Dr Ayonrinde hopes his research, which extends collaborations between gastroenterology, dietetics and psychology, will reveal associations that could ultimately lead to improved interventions for patients.

He is also hopeful it will reduce the need for endoscopic procedures which are frequently used to rule out more serious gastrointestinal conditions such as Inflammatory Bowel Disease and cancer.

Now in its sixth year, the Clinician Research Fellowship program is an initiative of the Department of Health in conjunction with the Raine Medical Research Foundation.

The program provides funding for up to three years and can be up to $150,000 a year, depending on the extent of the research proposal and the applicant’s salary. The clinicians are required to continue some of their clinical duties during the period of their Fellowship.

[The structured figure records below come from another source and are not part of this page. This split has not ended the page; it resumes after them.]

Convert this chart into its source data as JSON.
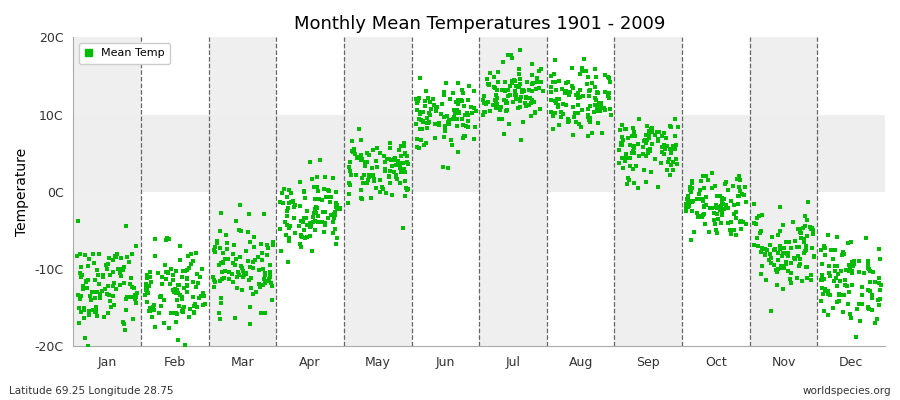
{
  "title": "Monthly Mean Temperatures 1901 - 2009",
  "ylabel": "Temperature",
  "footer_left": "Latitude 69.25 Longitude 28.75",
  "footer_right": "worldspecies.org",
  "legend_label": "Mean Temp",
  "ylim": [
    -20,
    20
  ],
  "yticks": [
    -20,
    -10,
    0,
    10,
    20
  ],
  "ytick_labels": [
    "-20C",
    "-10C",
    "0C",
    "10C",
    "20C"
  ],
  "months": [
    "Jan",
    "Feb",
    "Mar",
    "Apr",
    "May",
    "Jun",
    "Jul",
    "Aug",
    "Sep",
    "Oct",
    "Nov",
    "Dec"
  ],
  "dot_color": "#00BB00",
  "plot_bg": "#FFFFFF",
  "fig_bg": "#FFFFFF",
  "band_color_light": "#EFEFEF",
  "horiz_band_color": "#EEEEEE",
  "n_years": 109,
  "monthly_means": [
    -12.5,
    -13.0,
    -9.5,
    -2.5,
    3.0,
    9.5,
    13.0,
    11.5,
    5.5,
    -1.5,
    -7.5,
    -11.5
  ],
  "monthly_stds": [
    3.2,
    3.2,
    2.8,
    2.5,
    2.2,
    2.2,
    2.2,
    2.2,
    2.2,
    2.2,
    2.8,
    2.8
  ]
}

Assistant Director General Clinical Excellence Division, Dr James Williamson, said Dr Ayonrinde’s project highlighted the important research being undertaken by clinician researchers working within Western Australia’s public health system.

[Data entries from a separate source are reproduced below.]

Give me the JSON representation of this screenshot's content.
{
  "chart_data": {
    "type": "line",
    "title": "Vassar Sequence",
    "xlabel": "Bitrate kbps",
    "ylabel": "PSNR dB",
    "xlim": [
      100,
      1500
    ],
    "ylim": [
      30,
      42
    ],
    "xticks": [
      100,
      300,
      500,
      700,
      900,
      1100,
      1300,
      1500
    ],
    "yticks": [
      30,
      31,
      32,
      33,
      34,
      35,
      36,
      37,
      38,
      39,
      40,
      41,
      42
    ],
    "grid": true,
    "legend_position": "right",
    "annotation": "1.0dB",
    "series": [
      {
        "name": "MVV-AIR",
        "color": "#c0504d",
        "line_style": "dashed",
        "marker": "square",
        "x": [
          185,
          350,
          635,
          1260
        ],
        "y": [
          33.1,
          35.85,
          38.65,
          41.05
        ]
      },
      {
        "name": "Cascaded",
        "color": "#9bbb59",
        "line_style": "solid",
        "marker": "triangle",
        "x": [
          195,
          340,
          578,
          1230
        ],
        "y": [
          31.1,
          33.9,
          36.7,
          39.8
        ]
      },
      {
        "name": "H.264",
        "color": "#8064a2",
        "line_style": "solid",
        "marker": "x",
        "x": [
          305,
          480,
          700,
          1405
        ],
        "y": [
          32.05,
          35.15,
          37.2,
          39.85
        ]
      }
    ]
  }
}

Clinician Research Fellowship round six recipients are:

Dr Oyekoya Ayonrinde
Consultant Gastroenterologist and Hepatologist, Fiona Stanley Hospital
Project: The Epidemiology, Origins and Associations of Irritable Bowel Syndrome in Adolescents
Project summary
Irritable bowel syndrome (IBS) is a common, gastrointestinal problem in which patients suffer with abdominal pain, bloating, diarrhoea or constipation or both. Investigations for IBS are negative. IBS is associated with diet composition and stressful life events. IBS causes significant distress, interference with employment, education or recreation to sufferers. IBS in adults is considered to have its origins in childhood. We intend examining the prevalence of IBS in Western Australian adolescents in the Raine Cohort Study, which comprises 2900 individuals followed up from birth and frequently through childhood into adulthood, including diet, health and lifestyle questionnaires and physical examination data.

Dr Nathan Harvey
Consultant Anatomical Pathologist, PathWest
Project: Lymphovascular Invasion of Cutaneous Squamous Cell Carcinoma in Renal Transplant Patients
Project summary
Squamous cell carcinoma is a common type of skin cancer in Australia. In many patients these skin cancers are small and can be removed with relatively minor surgery. However, people who have received kidney transplants are prone to develop aggressive cancers, which are more likely to spread to other organs. In this study we will investigate particular microscopic findings which we anticipate will identify which cancers might behave in a more aggressive fashion. We hope that this will allow those patients to receive extra treatment at an early stage to prevent further spread.

Dr Andrew Martin
Consultant Paediatrician, Princess Margaret Hospital
Project: Feasibility and acceptability of screening children for inherited hypercholesterolaemia
Project summary
Inherited causes of high cholesterol run in families and those affected are at increased risk of suffering heart attacks in early adult life. Unfortunately, despite major advances in the knowledge of these conditions, more than 80% of adults and 95% of children are unaware they have high cholesterol. Once diagnosed these conditions are however, easily treatable. In this study we will trial a new approach to improve the detection of children with inherited high cholesterol. We will perform cholesterol screening of children whose first (parent) or second-degree (grandparent or aunt/uncle) relative has suffered a heart attack under age 60 years.

Dr Warren Pavey
Staff Specialist Anaesthetist, Fiona Stanley Hospital
Project: Supercooled Storage for Extended Preservation of Hearts – A pilot study in a rodent
Project summary
Storing hearts for much longer than the conventional limit of six hours would allow greater organ sharing, better matching, fewer wasted organs and recipient benefits such as not having to remain within short distances of transplant centres. Supercooling is cooling of a liquid below its freezing point without it becoming a solid. This project examines supercooling, as a method of extending heart, storage outside the body in a rat model. A successful outcome will form the platform for extending the current heart preservation limits from 6 hours to multiple days with translation potential to large animal models and humans.